All banks prefer to get an appraisal before making loans for land. Again, because of the national economy and the bank’s recent experiences with real estate, and more specifically land, you may find the appraiser to be conservative with his estimate of land value.

Carolina Farm Credit – This source of lender has been, over the past few years, a very attractive source of land loans. The Farm Credit organization is national in scope with regional offices throughout the state, but they are NOT a government program. They are a “non-profit” which makes for a unique borrowing experience. This lender can make land loans of any size with terms up to 20 years. They can also lend up to 85% of appraisal land value. That translates to 15% down. They will loan based on either “fixed” or “variable” rates that are almost always competitive with banks. One of the most appealing aspects of choosing this lender is their “Patronage Fee” program. Because they are a non-profit, they approach their land loans differently than traditional lenders, i.e. commercial banks.

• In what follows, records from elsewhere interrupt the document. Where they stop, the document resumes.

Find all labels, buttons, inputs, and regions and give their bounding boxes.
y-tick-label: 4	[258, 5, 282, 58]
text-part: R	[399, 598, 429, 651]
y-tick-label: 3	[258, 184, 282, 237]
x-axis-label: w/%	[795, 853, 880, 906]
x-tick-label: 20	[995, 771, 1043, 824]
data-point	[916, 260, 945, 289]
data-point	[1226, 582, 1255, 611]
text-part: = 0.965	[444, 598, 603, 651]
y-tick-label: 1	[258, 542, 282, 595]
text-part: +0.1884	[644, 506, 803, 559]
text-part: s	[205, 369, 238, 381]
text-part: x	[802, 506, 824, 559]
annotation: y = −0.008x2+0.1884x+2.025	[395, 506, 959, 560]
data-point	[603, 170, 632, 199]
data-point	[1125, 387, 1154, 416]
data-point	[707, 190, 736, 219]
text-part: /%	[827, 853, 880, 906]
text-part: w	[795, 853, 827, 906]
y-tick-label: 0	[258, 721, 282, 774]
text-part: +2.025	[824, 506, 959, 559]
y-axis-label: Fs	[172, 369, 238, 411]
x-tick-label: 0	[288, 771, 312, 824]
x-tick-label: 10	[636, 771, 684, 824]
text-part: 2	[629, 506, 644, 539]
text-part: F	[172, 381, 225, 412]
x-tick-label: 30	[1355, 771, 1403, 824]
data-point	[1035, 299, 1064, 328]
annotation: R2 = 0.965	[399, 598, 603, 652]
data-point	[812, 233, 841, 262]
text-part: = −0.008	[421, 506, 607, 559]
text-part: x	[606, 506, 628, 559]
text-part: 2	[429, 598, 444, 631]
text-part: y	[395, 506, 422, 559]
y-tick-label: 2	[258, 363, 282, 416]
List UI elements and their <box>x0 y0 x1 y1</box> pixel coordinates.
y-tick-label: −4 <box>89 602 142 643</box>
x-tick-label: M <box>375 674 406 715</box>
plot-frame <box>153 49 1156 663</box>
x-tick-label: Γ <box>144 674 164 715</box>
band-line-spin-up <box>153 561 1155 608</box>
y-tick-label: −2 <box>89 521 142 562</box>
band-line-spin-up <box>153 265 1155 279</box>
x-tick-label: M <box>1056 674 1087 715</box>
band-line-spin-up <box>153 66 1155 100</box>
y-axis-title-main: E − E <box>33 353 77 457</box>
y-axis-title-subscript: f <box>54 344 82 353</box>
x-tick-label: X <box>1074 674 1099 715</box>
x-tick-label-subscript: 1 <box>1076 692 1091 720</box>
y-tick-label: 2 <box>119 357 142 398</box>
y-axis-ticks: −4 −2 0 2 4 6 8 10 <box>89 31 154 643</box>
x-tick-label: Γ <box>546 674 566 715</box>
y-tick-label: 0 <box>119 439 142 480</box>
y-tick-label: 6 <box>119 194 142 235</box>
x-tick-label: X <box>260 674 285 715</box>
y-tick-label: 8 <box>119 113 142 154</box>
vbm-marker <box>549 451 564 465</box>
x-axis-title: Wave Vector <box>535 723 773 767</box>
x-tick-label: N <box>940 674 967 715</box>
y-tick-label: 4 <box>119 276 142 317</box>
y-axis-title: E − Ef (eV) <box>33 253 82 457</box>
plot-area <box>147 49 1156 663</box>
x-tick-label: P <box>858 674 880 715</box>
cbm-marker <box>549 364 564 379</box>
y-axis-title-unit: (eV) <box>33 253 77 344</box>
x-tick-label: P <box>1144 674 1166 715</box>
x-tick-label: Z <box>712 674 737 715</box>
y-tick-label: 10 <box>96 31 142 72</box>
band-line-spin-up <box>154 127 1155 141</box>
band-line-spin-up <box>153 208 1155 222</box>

When you borrow and close on loans for land from Carolina Farm Credit, you are required to purchase $1,000 in stock from their organization. That is often included in the loan amount borrowed. At the end of each year, Farm Credit looks at what is normally considered their “profit” for the year. Because they are a non-profit, it is called “Surplus” on their accounting books. Early each year, they declare a surplus dividend or “Patronage Fee” which is paid back to everyone who has a loan with them. For the year 2010, for example, they declared a 23.5% “Patronage Dividend”. This means that for every dollar in interest paid in 2009 on each land loan, they paid 23.5% of it back to the person or family having a loan.